Le voyage en wagon à bestiaux fut effroyable et Leibel fut séparé dès l’arrivée de sa famille. A cause de sa petite taille, on lui intima l’ordre de rejoindre les autres enfants – à gauche c’est-à-dire la file qui était dirigée immédiatement vers la chambre à gaz.
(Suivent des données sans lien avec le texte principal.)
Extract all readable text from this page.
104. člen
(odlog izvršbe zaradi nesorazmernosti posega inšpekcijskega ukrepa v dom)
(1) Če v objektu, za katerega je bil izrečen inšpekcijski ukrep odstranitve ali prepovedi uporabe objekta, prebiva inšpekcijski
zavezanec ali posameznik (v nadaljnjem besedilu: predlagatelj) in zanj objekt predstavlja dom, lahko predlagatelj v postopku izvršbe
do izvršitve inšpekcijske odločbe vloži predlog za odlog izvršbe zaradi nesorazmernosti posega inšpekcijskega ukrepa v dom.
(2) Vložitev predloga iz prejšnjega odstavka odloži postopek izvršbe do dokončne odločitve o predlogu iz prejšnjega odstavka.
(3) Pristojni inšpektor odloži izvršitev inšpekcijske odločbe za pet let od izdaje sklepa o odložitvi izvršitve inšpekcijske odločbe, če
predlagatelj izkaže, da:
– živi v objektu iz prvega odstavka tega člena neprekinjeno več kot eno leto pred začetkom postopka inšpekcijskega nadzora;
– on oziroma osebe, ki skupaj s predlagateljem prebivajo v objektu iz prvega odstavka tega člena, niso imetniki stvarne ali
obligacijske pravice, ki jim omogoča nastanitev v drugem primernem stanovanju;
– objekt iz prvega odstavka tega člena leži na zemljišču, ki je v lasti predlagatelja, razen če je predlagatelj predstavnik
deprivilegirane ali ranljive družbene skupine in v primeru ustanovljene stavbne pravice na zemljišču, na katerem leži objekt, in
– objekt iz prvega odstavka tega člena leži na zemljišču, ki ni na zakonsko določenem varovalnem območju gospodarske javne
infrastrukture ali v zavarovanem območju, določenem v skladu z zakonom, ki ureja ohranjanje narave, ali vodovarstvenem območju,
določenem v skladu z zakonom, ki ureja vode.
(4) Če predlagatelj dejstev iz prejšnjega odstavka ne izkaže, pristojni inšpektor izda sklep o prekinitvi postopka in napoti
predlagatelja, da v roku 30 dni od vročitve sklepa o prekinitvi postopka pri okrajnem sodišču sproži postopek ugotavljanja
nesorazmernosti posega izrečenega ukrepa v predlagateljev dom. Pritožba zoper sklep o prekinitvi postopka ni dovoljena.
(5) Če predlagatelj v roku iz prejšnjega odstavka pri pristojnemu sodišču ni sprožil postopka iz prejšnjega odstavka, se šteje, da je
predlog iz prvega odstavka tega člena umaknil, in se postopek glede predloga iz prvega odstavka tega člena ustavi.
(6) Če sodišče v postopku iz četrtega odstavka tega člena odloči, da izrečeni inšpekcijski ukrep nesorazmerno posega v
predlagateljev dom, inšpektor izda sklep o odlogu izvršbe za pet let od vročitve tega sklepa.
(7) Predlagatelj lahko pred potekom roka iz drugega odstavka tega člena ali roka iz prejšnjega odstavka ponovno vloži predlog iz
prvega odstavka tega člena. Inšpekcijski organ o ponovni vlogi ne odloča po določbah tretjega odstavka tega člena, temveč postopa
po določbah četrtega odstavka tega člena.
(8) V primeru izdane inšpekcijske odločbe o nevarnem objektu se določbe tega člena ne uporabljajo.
Les Juifs savaient déjà ce à quoi servaient ces énormes usines. Rassemblés dans l’immense salle, les enfants reçurent l’ordre d’enlever leurs vêtements pour «la douche».

Tandis qu’ils se tenaient tous là en état de choc, Leibel déclara que telle n’était pas la façon correcte pour des Juifs d’entrer au ciel. Il leur dit de se mettre en rangs par 5 et de marcher ensemble : ils entreraient dans la chambre à gaz en chantant «Ani Maamine» («Je crois d’une foi parfaite dans la venue du Machia’h»).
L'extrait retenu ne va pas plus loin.